I have a glimpse of how Jesus felt with he was betrayed. The greatest disappointment in life is knowing that the ones we care for are the ones who don't try to understand and turn their backs towards you. Having rare diseases that are invisible are extremely hard for anyone to deal with. People judge you by your appearance. They look at you like you are great, beautiful and normal. Yes my diseases are invisible but they have scarred and damaged me for the rest of my life. I try to stay strong, work hard and act like I am normal but there comes a time when you ask yourself when is it time to just rest and tend to my health? I can't manage everything and everyone but there is no shame putting myself first.
Food is one of the main comforts to everyone. I never would have thought it would be my worse enemy. There is no comfort with eating. Taste buds love it but my stomach and intestines beg to differ. Its like a constant roller coaster and I'm ready to get off this ride. Lately the pain under my right rib cage has become extremely bad. I went to see my gastroenterologist recently, had lots of blood work done but the results were all within the low normal range. Soon I will be scheduled a CT just to make sure we are not missing anything. If anything it will be categorized as a spastic colon. Doctor prescribed me 50 mg of tramadol to see if it would help with my pain. I was really apprehensive about being placed on pain medication because it really shuts down my whole system. Meaning, I could go for days without running to the bathroom. With also having IBS, its not in my favor. I noticed its help ease some of the pain but not all.
I have lost another 5 lbs. I am now 130 lbs. I am not trying to loose the weight and I can see the weight loss in my face now. My cheeks seem to be caving in a little. Which brings me to another subject... Recently I saw my dentist to take care of a small cavity. It wasn't until after digging and digging she realized the tooth was actually dead. She took another x-ray and it also showed an abscess. I was never bothered with that tooth. A day later I am in the office of an oral surgeon. The surgeon had to remove my tooth along with the abscess. What I thought was interesting was during the whole surgery, I was given an IV injection of 100 mg of cortisol to prevent an adrenal crises. He wanted to be safe than sorry, which I really appreciate. Two weeks went by and it was time for a recheck with the oral surgeon. During those two weeks he had another specialist look closely at my x-rays. I was told there is an area in my gum line and jaw bone that looks suspicious and needs to be addressed. I am scheduled for another surgery next week. A biopsy will be performed to see if I have periodontal disease.

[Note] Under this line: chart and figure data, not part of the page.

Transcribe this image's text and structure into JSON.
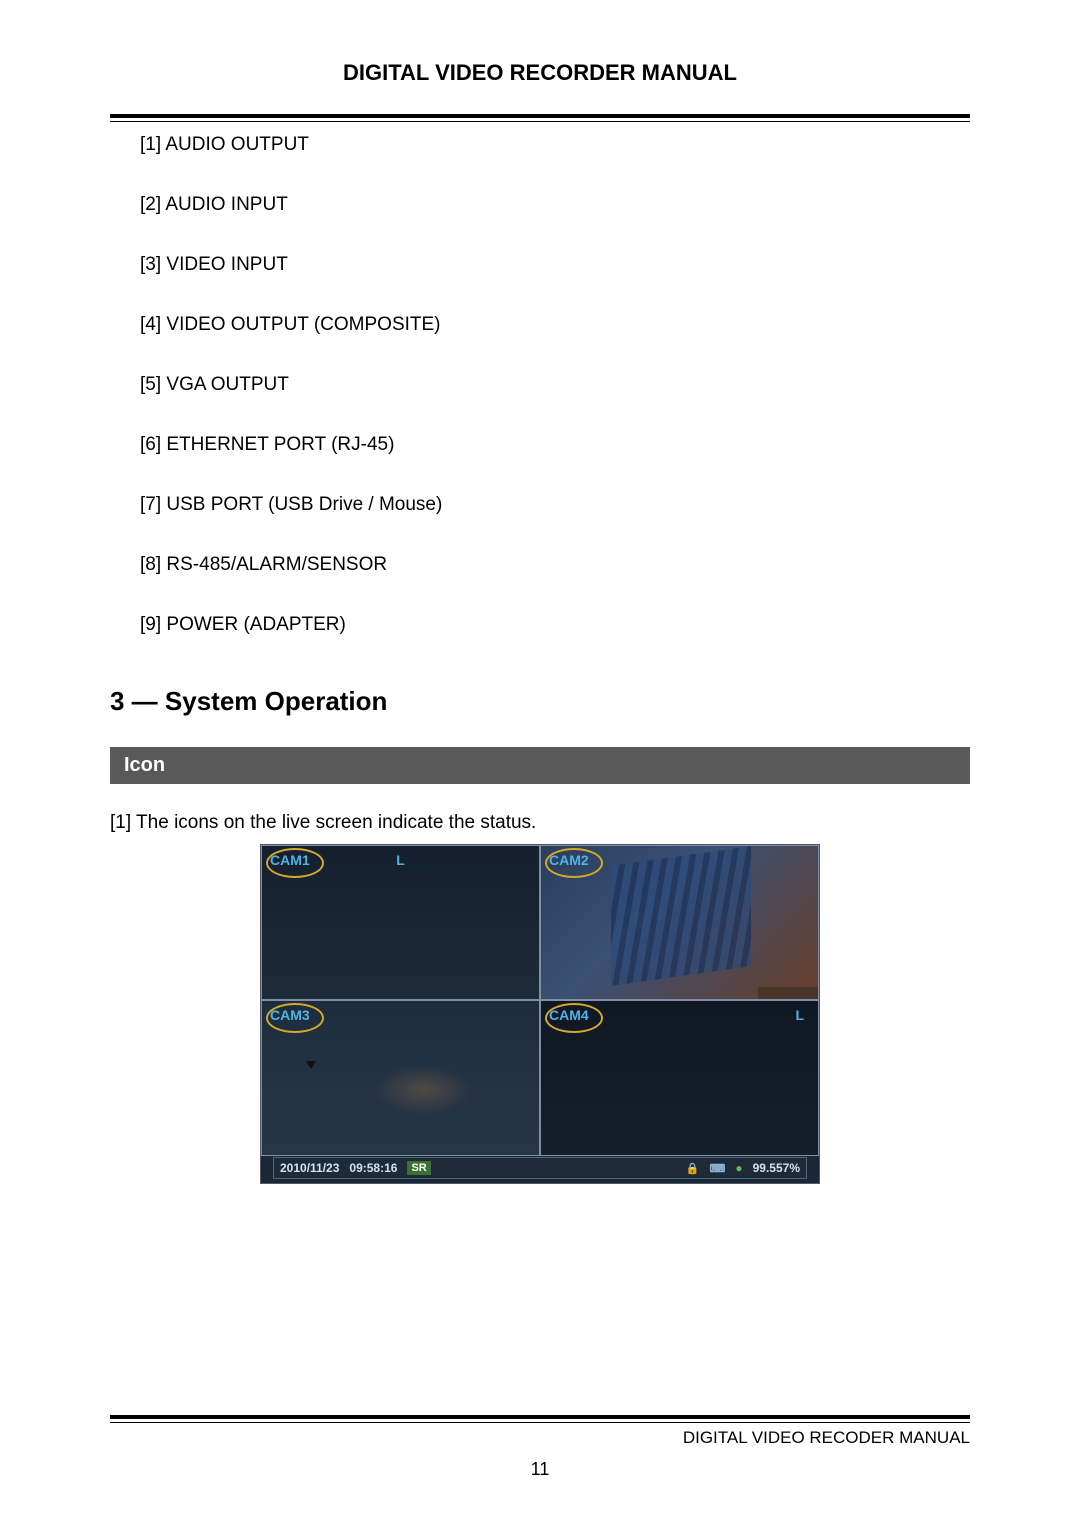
{
  "header": {
    "title": "DIGITAL VIDEO RECORDER MANUAL"
  },
  "ports": {
    "items": [
      "[1] AUDIO OUTPUT",
      "[2] AUDIO INPUT",
      "[3] VIDEO INPUT",
      "[4] VIDEO OUTPUT (COMPOSITE)",
      "[5] VGA OUTPUT",
      "[6] ETHERNET PORT (RJ-45)",
      "[7] USB PORT (USB Drive / Mouse)",
      "[8] RS-485/ALARM/SENSOR",
      "[9] POWER (ADAPTER)"
    ]
  },
  "section": {
    "heading": "3 — System Operation"
  },
  "subsection": {
    "title": "Icon"
  },
  "description": {
    "text": "[1] The icons on the live screen indicate the status."
  },
  "dvr": {
    "cams": {
      "c1": "CAM1",
      "c2": "CAM2",
      "c3": "CAM3",
      "c4": "CAM4"
    },
    "labels": {
      "L": "L"
    },
    "status": {
      "date": "2010/11/23",
      "time": "09:58:16",
      "sr": "SR",
      "lock": "🔒",
      "kbd": "⌨",
      "disk": "●",
      "pct": "99.557%"
    },
    "colors": {
      "screen_bg": "#1a2838",
      "cam_text": "#4fb3e8",
      "circle": "#d4a82a",
      "status_text": "#cfe3f5"
    }
  },
  "footer": {
    "text": "DIGITAL VIDEO RECODER MANUAL",
    "page": "11"
  }
}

I am on a lot of support groups on Facebook for every single one of my diseases. There have been so many that have died with just one of my diseases. I don't know why or how I am still alive with the 7 diseases I have. I know for me, I have many disappointments in myself. I can't do all that I want to do. I can't walk long distances without leg pain, fatigue and dizziness. I can't bend over without having extreme nausea. I don't have the strength I used to have. My blood pressure is always low to the point to where my doctors become concerned. I foresee my future to be gloomy with one ray of sun shine peaking though the clouds. That one ray will be my reminder that God is still with me. Our Lord has a plan for us all. Tell me Jesus what is our ending? Will our ending be beautiful? Will I be remembered?